At the bottom of her new bag, she found the remnants of a small box made from the green-eyes' armor. Seeing it, she remembered a dream where she used long needles to actually sew pieces of fabric together. That memory was fuzzy, coming out of a dream from a very long time ago.
This box had been made for a different, unknown, purpose, but it would do. Flashes of memory and dream, all fuzzy and old, showed her hands that were much more patient and calm than some of the clearer memories had been. Those hands worked methodically, shaping tools out of trash. With that knowledge, Victoria used her fourth knife to whittle green-eye bones into new needles. For thread, she carefully unraveled long strips of green-eye fabric. She spent another day in the room with the water, cutting and sewing new clothing.
The entire process was surreal. Even while making the needles, she remembered knowledge that she could never have gained on her own. Other pairs of hands all blurred together in her mind, but those strange hands had felt like her own as their memory guided her through the process of whittling the needles and sewing a suit of properly fitting clothing.
None of their helmets fit her, and so she stitched together a rudimentary covering made of small pieces of armor sewn to a tight cap. It was uncomfortable, but so was death from head trauma.
r /> The water also solved her food issues, at least indirectly. The next morning, Victoria awoke to find several rats gnawing on the green-eye corpses. With difficulty, she was able to trap and kill many of them and, guided by events experienced in her dreams, she built a small fire to dry the meat. Another memory brought out the terrible pain caused by eating contaminated meat, and so she cooked the meat until it was dry and leathery.
Another dream told her not use use their skin to hold water. She awoke from that memory cold and sweating, haunted by a painful, protracted demise that she felt as vividly as if it had been her own.
What she needed, if she was going to survive, was a way to transport water. The green-eye fabric was too absorbent, which ruled out the only material she could work easily. Whatever her decision, she needed to leave soon. The green-eyes would likely come looking for water and, perhaps more importantly, she needed no mysterious memories to tell her that sharing a room with rotting corpses was a short route to a bad end.
Victoria paced the little room, hoping the physical activity would stimulate her brain. The water stayed clean, with none of the murky rust she found from other, less safe sources. Hoping it had something to do with the trough itself, Victoria reached into the chilly water, feeling of the inside surface of the metal.

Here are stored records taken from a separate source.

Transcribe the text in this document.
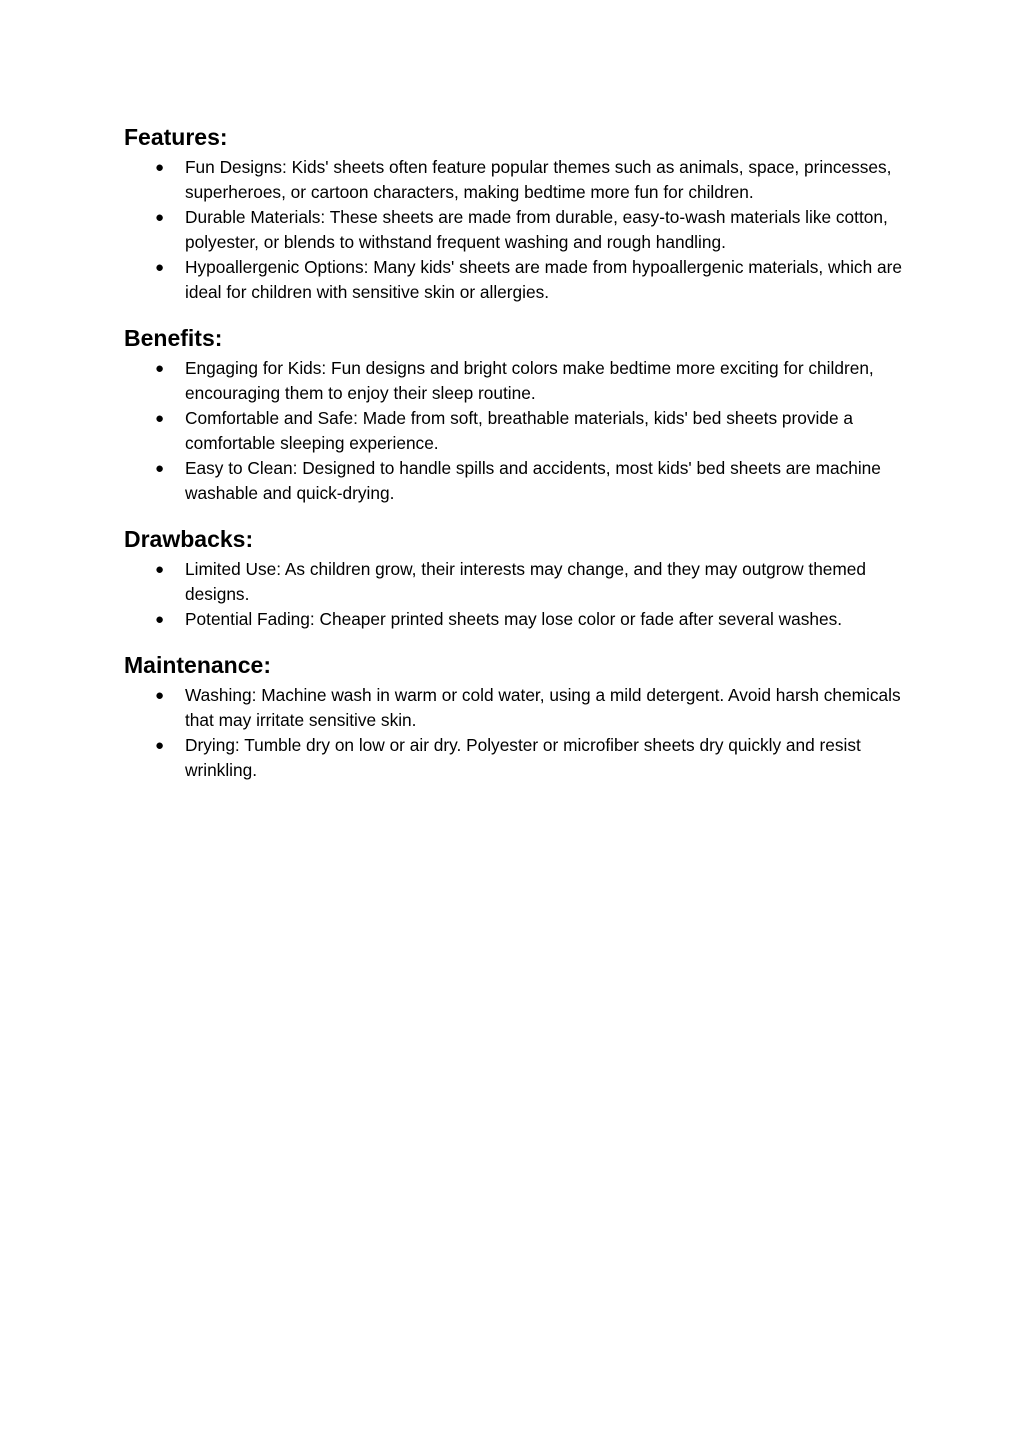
Features:
● Fun Designs: Kids' sheets often feature popular themes such as animals, space, princesses, superheroes, or cartoon characters, making bedtime more fun for children.
● Durable Materials: These sheets are made from durable, easy-to-wash materials like cotton, polyester, or blends to withstand frequent washing and rough handling.
● Hypoallergenic Options: Many kids' sheets are made from hypoallergenic materials, which are ideal for children with sensitive skin or allergies.
Benefits:
● Engaging for Kids: Fun designs and bright colors make bedtime more exciting for children, encouraging them to enjoy their sleep routine.
● Comfortable and Safe: Made from soft, breathable materials, kids' bed sheets provide a comfortable sleeping experience.
● Easy to Clean: Designed to handle spills and accidents, most kids' bed sheets are machine washable and quick-drying.
Drawbacks:
● Limited Use: As children grow, their interests may change, and they may outgrow themed designs.
● Potential Fading: Cheaper printed sheets may lose color or fade after several washes.
Maintenance:
● Washing: Machine wash in warm or cold water, using a mild detergent. Avoid harsh chemicals that may irritate sensitive skin.
● Drying: Tumble dry on low or air dry. Polyester or microfiber sheets dry quickly and resist wrinkling.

She scratched at the slick coating on the inside, peeling some away with only minimal effort. The material that came away was pliable and grew softer the more she worked it with her fingers.
Wax, said the voice in her head, and images flashed through her mind of candles and waterproof coatings. With her knife, Victoria scraped as much of it from the inside of the trough as possible. It would likely start rusting now, ruining the only clean water she had yet found, but if she could carry it with her, the effort would be worth the risk.
She spent another day cutting and sewing bottles from the green-eye fabric, melting the wax to make them as waterproof as she could manage. They went into her bag with as much dried rat meat as she could save, and she hoisted the bag onto her shoulders, finally ready to move on.